In diesem Leaflet versuchen wir Ihre Fragen bezüglich Goncalo Amaral, dem portugiesischen Inspektor, der die Untersuchung im Fall der am 3. Mai 2007 verschwundenen Madeleine McCann leitete, zu beantworten.  Als er vier Monate später die McCanns als Verdächtige am Verschwinden ihrer Tochter zur Vernehmung einbestellte, verblüffte er die Welt. In einem drei Tage später verfassten vorläufigen Bericht von Chefinspektor Tavares de Almeida, dem Senior Ermittlungsbeamten, wurden die Gründe aufgeführt, warum die Polizei glaubt, dass Madeleine im Apartment ihrer Eltern gestorben war.

Weniger als einen Monat später wurden Goncalo Amaral die Ermittlungen entzogen (er wurde nicht „gefeuert“, wie die Medien behaupteten). Die britischen Medien haben seit dem seine Ermittlungen kritisiert und ihn als „in Ungnade“ gefallen bezeichnet. Er wurde beschuldigt, eine Portugiesin, Leonor Cipriano, geschlagen zu haben, um ein falsches Geständnis, nämlich die Ermordung ihrer Tochter, zu erzwingen. Er quittierte den Polizeidienst, um das Buch „A Verdade da Mentira“ („Die Wahrheit der Lüge“) zu schreiben. In diesem Buch beschreibt er, warum er und sein Team gute Gründe zur Annahme haben, dass Madeleine in dem Apartment ihrer Eltern gestorben ist und sie dieses vertuschten.

Nachdem das Buch bereits ein Jahr auf Markt war, verklagten die McCanns Goncalo Amaral wegen Verleumdung und verlangten als Entschädigung 1 Mio £, die Summe, der er und sein Verleger durch den Verkauf des Buches in 9 europäischen Ländern an Gewinn gemacht haben.  Eine Entscheidung in dieser Angelegenheit soll bis Ende dieses Jahres erfolgen.

Wir meinen, es wird Zeit, dass die britische Bevölkerung ein paar Fakten über Goncalo Amaral erfährt. Deshalb beantworten wir in diesem Leaflet einige der häufigsten Fragen, die über ihn gestellt wurden.

1. Wie war sein beruflicher Werdegang, bevor er die Untersuchung im Fall Madeleine McCann leitete?

Antwort: Er war ein erfahrener, respektierter Chefinspektor. Einer seiner Kollegen bezeichnete ihn als unbestechlich. Er brachte einige Drogendealer erfolgreich vor Gericht und während eines Jahres ging ihm von allen Kriminalbeamten in Portugal die größte Menge an illegalen Drogen ins Netz. In seinem berühmtesten Fall brachte er die Mörder der achtjährigen Joana Cipriano erfolgreich vor Gericht und sie wurden für ihr schreckliches Verbrechen zu einer langen Haftstrafe verurteilt.
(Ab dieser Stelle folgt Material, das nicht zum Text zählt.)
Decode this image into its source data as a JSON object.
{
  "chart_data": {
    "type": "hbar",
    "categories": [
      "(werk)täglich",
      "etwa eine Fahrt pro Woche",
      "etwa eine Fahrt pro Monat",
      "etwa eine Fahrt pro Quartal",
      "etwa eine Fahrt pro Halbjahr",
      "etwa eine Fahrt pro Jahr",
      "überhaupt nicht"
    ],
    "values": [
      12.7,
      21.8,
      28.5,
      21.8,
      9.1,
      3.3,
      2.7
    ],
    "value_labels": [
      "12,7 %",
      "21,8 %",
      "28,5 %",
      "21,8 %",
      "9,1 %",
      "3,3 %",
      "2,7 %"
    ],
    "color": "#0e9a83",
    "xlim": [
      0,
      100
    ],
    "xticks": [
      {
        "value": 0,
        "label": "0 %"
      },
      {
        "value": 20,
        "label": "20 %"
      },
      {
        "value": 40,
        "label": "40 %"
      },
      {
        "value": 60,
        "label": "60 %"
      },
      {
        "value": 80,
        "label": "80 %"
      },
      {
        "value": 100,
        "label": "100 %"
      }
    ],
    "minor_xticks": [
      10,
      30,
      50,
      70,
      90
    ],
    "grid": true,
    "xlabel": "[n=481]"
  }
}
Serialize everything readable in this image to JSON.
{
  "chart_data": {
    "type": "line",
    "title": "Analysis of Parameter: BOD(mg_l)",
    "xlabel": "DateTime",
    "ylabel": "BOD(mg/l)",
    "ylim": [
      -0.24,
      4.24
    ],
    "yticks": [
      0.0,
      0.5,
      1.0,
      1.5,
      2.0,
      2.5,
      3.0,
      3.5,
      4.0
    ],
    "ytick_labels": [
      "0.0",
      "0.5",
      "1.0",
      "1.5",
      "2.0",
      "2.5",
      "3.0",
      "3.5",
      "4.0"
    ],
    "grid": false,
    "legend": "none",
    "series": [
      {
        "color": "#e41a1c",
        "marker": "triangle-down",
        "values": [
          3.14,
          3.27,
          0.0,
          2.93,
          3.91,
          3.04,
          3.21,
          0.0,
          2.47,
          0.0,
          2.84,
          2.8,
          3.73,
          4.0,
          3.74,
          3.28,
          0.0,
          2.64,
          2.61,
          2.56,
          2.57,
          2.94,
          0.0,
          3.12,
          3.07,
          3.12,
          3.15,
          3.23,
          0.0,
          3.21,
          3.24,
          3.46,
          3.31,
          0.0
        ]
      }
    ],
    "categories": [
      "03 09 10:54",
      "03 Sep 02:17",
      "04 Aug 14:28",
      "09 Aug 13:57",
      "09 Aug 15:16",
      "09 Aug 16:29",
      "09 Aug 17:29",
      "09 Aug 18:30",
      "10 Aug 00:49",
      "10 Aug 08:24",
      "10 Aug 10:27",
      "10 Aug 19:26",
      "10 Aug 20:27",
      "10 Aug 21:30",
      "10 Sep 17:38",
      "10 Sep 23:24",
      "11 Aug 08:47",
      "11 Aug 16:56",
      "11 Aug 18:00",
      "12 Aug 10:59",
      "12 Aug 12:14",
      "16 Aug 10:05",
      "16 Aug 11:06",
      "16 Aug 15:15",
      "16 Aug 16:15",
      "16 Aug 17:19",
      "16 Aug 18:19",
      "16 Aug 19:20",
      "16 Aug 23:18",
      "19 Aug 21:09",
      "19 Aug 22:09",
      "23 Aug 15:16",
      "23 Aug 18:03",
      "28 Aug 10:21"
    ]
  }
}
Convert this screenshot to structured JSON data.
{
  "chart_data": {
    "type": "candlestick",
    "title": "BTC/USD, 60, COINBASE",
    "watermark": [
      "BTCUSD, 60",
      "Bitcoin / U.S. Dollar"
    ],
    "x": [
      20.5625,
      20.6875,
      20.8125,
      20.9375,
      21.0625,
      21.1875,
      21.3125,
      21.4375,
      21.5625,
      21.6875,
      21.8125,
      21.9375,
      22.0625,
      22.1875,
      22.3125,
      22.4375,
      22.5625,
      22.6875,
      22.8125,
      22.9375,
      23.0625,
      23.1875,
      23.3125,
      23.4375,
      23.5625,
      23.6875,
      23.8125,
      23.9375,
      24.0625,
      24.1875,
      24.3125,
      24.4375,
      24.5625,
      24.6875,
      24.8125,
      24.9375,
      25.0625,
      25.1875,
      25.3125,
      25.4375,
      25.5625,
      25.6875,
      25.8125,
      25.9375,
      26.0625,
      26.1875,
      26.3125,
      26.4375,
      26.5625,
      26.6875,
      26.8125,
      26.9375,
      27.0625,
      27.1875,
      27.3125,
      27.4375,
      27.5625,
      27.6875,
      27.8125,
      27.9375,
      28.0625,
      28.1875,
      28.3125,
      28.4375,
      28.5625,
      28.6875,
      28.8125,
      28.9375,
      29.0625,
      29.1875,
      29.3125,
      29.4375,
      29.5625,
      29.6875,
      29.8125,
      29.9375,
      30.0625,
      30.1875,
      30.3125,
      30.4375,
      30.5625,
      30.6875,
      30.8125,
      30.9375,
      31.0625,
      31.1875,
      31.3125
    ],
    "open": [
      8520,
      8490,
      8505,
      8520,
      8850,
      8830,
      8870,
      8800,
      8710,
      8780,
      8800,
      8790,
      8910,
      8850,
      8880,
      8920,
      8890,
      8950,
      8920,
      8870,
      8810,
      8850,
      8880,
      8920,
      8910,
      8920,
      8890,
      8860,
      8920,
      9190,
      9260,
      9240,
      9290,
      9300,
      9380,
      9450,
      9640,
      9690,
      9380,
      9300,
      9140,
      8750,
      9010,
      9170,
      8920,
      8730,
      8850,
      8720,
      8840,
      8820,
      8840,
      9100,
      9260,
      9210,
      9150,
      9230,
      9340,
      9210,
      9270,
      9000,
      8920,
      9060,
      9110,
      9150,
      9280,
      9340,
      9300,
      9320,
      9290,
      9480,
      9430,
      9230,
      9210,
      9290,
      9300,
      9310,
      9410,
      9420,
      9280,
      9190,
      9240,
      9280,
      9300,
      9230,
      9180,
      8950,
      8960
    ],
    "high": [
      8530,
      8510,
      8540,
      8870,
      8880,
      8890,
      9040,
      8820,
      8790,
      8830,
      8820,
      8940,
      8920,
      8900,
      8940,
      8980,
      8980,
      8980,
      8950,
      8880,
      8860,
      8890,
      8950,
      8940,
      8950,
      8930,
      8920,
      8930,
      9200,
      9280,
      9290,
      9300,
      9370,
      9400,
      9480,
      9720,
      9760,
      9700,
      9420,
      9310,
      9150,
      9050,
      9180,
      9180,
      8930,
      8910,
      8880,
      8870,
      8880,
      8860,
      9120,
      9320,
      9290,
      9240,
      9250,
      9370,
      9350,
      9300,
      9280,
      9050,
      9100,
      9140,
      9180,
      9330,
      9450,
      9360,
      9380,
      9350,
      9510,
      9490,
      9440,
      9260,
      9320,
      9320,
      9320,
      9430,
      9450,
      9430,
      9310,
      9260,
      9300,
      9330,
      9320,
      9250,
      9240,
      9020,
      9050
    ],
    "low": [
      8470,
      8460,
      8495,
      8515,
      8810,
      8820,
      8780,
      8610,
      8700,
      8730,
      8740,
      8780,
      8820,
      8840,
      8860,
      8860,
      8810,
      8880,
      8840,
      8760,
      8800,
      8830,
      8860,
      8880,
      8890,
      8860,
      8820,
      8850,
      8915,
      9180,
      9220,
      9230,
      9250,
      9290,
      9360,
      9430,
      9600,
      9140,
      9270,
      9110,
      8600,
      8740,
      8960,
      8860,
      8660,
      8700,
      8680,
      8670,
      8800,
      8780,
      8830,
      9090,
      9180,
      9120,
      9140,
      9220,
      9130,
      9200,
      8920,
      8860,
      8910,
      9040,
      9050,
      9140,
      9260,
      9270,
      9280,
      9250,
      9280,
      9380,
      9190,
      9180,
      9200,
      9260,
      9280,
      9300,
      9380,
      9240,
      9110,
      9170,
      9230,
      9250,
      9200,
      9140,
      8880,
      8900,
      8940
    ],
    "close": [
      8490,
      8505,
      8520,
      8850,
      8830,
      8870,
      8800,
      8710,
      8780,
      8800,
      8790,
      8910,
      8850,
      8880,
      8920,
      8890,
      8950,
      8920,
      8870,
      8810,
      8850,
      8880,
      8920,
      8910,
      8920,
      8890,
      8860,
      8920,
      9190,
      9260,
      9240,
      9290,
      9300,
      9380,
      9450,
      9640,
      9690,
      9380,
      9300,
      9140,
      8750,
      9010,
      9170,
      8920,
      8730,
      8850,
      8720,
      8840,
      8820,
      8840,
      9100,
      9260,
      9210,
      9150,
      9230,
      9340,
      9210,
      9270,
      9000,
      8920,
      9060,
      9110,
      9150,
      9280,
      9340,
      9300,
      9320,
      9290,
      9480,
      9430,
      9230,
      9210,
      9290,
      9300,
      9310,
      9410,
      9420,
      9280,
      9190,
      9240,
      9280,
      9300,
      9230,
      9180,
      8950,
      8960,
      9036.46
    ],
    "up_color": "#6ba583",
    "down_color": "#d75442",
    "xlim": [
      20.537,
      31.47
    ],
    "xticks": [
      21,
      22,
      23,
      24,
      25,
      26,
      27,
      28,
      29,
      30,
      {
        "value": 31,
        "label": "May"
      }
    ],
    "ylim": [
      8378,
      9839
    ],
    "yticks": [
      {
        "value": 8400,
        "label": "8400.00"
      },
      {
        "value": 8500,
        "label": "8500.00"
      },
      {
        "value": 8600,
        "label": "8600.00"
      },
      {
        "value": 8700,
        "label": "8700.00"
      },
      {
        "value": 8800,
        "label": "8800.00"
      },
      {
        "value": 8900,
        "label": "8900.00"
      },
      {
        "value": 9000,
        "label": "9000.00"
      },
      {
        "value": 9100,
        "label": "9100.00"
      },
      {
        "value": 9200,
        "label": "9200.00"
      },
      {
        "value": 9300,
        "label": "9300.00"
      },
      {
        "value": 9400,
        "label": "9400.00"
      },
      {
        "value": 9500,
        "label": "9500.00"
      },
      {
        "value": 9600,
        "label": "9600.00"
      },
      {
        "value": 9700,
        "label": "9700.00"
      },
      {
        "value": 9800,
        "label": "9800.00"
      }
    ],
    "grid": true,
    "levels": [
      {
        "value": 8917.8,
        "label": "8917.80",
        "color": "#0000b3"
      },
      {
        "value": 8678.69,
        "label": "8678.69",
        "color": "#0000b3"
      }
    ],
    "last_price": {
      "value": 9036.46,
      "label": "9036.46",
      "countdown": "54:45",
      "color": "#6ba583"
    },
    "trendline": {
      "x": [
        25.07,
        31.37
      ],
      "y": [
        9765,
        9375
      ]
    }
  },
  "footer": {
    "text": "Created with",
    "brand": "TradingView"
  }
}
2. War Goncalo Amaral nicht angeklagt, Joana Ciprianos Mutter geschlagen und gefoltert zu haben, um ein falsches Geständnis zu erpressen?

Antwort: Ja, er wurde höchst ungerecht angeklagt. Joana wurde von ihrer Mutter erst zwei Tage nach ihrem Verschwinden als vermisst gemeldet. Die traurige Wahrheit ist, dass Joana, als sie von einem Einkauf aus dem Dorf zurückkam, Mutter und Onkel im Bett vorfand. Nach einer intensiven Untersuchung, geleitet von Goncalo Amaral, haben beide freiwillig zugegeben, dass sie das Kind brutal ermordet und ihre Leiche weggeschafft haben. Zurzeit verbüßen sie beide für ihren Mord eine Haftstrafe von 16 Jahren.

3. Was bedeuten die Pressefotos, die Leonor Cipriano mit Hämatomen an den Augen zeigte?

Antwort:  Seit ihrer Verurteilung haben Mutter und Onkel behauptet, sie wären von Goncalo Amaral und seinen Mitarbeitern geschlagen worden, damit sie etwas gestehen, was sie nicht begangen hätten.
Leonor Cipriano erlitt diese Verletzungen jedoch, weil sie von einer Mitgefangenen geschlagen wurde, nachdem sie in das Gefängnis Odemira eingeliefert worden war.  Während eines kürzlichen Gerichtsprozesses musste der Direktor des Gefängnisses Odemira zugeben, dass er den Gefängnisarzt gebeten hatte, bezüglich der Ursache von Leonor Ciprianos Verletzungen zu lügen.
Leonor Cipriano änderte mehrmals ihre Aussage.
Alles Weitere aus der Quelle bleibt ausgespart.